We are subject to a variety of claims and lawsuits. Adverse outcomes in some or all of these claims may result in significant monetary damages or injunctive relief that could adversely affect our ability to conduct our business. Litigation and other claims are subject to inherent uncertainties and the outcomes can be difficult to predict. Management may not adequately reserve for a contingent liability, or we may suffer unforeseen liabilities, which could then impact the results of a financial period. A material adverse impact on our consolidated financial statements could occur for the period in which the effect of an unfavorable final outcome becomes probable and reasonably estimable and could harm our results of operations and financial condition.
Continued declines in consumer auto revenue could negatively impact the carrying value of the goodwill associated with the reporting unit.
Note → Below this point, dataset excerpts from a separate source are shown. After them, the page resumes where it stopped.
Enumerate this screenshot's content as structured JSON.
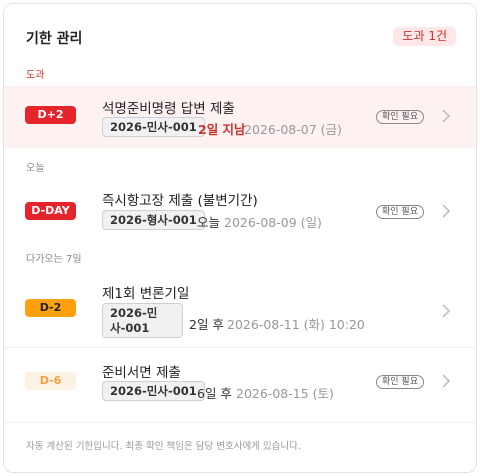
{
  "header": {
    "title": "기한 관리",
    "overdue_badge": "도과 1건"
  },
  "sections": {
    "overdue": "도과",
    "today": "오늘",
    "upcoming": "다가오는 7일"
  },
  "items": [
    {
      "dday": "D+2",
      "title": "석명준비명령 답변 제출",
      "case": "2026-민사-001",
      "relative": "2일 지남",
      "date": "2026-08-07 (금)",
      "badge": "확인 필요"
    },
    {
      "dday": "D-DAY",
      "title": "즉시항고장 제출 (불변기간)",
      "case": "2026-형사-001",
      "relative": "오늘",
      "date": "2026-08-09 (일)",
      "badge": "확인 필요"
    },
    {
      "dday": "D-2",
      "title": "제1회 변론기일",
      "case": "2026-민사-001",
      "relative": "2일 후",
      "date": "2026-08-11 (화) 10:20"
    },
    {
      "dday": "D-6",
      "title": "준비서면 제출",
      "case": "2026-민사-001",
      "relative": "6일 후",
      "date": "2026-08-15 (토)",
      "badge": "확인 필요"
    }
  ],
  "footer": "자동 계산된 기한입니다. 최종 확인 책임은 담당 변호사에게 있습니다.",
  "colors": {
    "overdue_red": "#e5242b",
    "highlight_bg": "#fdf1f1",
    "upcoming_orange": "#fca10c",
    "upcoming_pale": "#fdf1e4"
  }
}
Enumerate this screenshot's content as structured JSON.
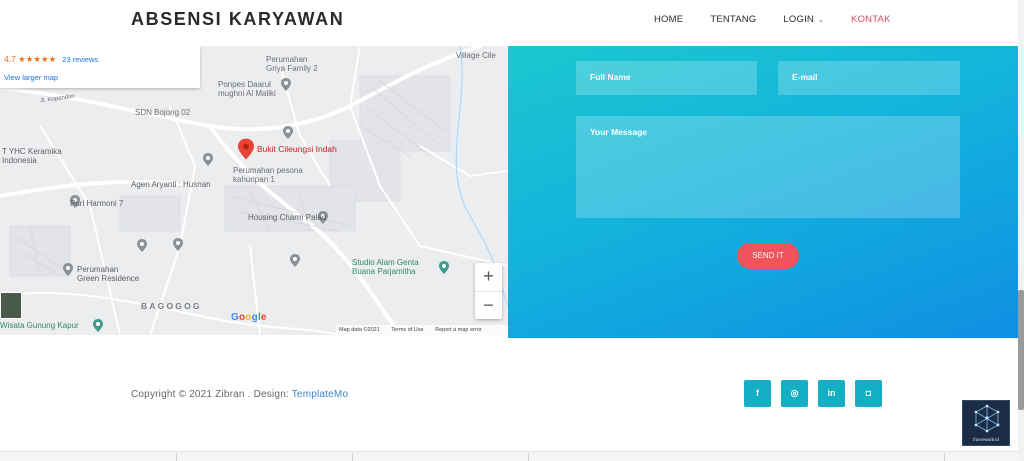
{
  "header": {
    "brand": "ABSENSI KARYAWAN",
    "nav": [
      {
        "label": "HOME"
      },
      {
        "label": "TENTANG"
      },
      {
        "label": "LOGIN",
        "has_dropdown": true
      },
      {
        "label": "KONTAK",
        "active": true
      }
    ]
  },
  "map": {
    "rating": "4.7 ★★★★★",
    "reviews": "23 reviews",
    "view_larger": "View larger map",
    "places": {
      "griya": "Perumahan\nGriya Family 2",
      "village": "Village Cile",
      "kopandan": "Jl. Kopandan",
      "ponpes": "Ponpes Daarul\nmughni Al Maliki",
      "sdn": "SDN Bojong 02",
      "bukit": "Bukit Cileungsi Indah",
      "yhc": "T YHC Keramika\nIndonesia",
      "pesona": "Perumahan pesona\nkahuripan 1",
      "agen": "Agen Aryanti : Husnan",
      "puri": "Puri Harmoni 7",
      "housing": "Housing Charm Palad",
      "studio": "Studio Alam Genta\nBuana Parjamitha",
      "green": "Perumahan\nGreen Residence",
      "bagogog": "BAGOGOG",
      "wisata": "Wisata Gunung Kapur"
    },
    "google": "Google",
    "map_data": "Map data ©2021",
    "terms": "Terms of Use",
    "report": "Report a map error"
  },
  "contact": {
    "full_name_placeholder": "Full Name",
    "email_placeholder": "E-mail",
    "message_placeholder": "Your Message",
    "send_label": "SEND IT"
  },
  "footer": {
    "copyright": "Copyright © 2021 Zibran . Design: ",
    "design_link": "TemplateMo",
    "social": [
      {
        "icon": "facebook-icon",
        "glyph": "f"
      },
      {
        "icon": "github-icon",
        "glyph": "◎"
      },
      {
        "icon": "linkedin-icon",
        "glyph": "in"
      },
      {
        "icon": "instagram-icon",
        "glyph": "◘"
      }
    ]
  },
  "watermark": "framework.id",
  "colors": {
    "accent": "#e04b63",
    "panel_gradient_start": "#1cc7cf",
    "panel_gradient_end": "#0f8fe3",
    "send_button": "#f0535b",
    "social_button": "#15afc4",
    "link": "#3a84c9"
  }
}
We experienced substantial growth through 2008 in our auto segment as PNDs became mass-market consumer electronics in both Europe and North America. The consumer auto market has been declining as competing technologies emerged and market saturation occurred. Navigation technologies have been incorporated into and become more prevalent in competing devices such as mobile handsets, tablets, and new automobiles through factory-installed systems. The acceptance by consumers of these alternative solutions has negatively impacted sales and profits in the consumer auto segment. There is no assurance that the decline in sales will end, and thus no assurance that we can continue to generate profits from the consumer auto segment, which could put some or all of the goodwill associated with the consumer auto reporting unit at further risk of impairment.
Our products may contain undetected security vulnerabilities, which could result in damage to our reputation, lost revenue, diverted development resources and increased warranty claims, and litigation.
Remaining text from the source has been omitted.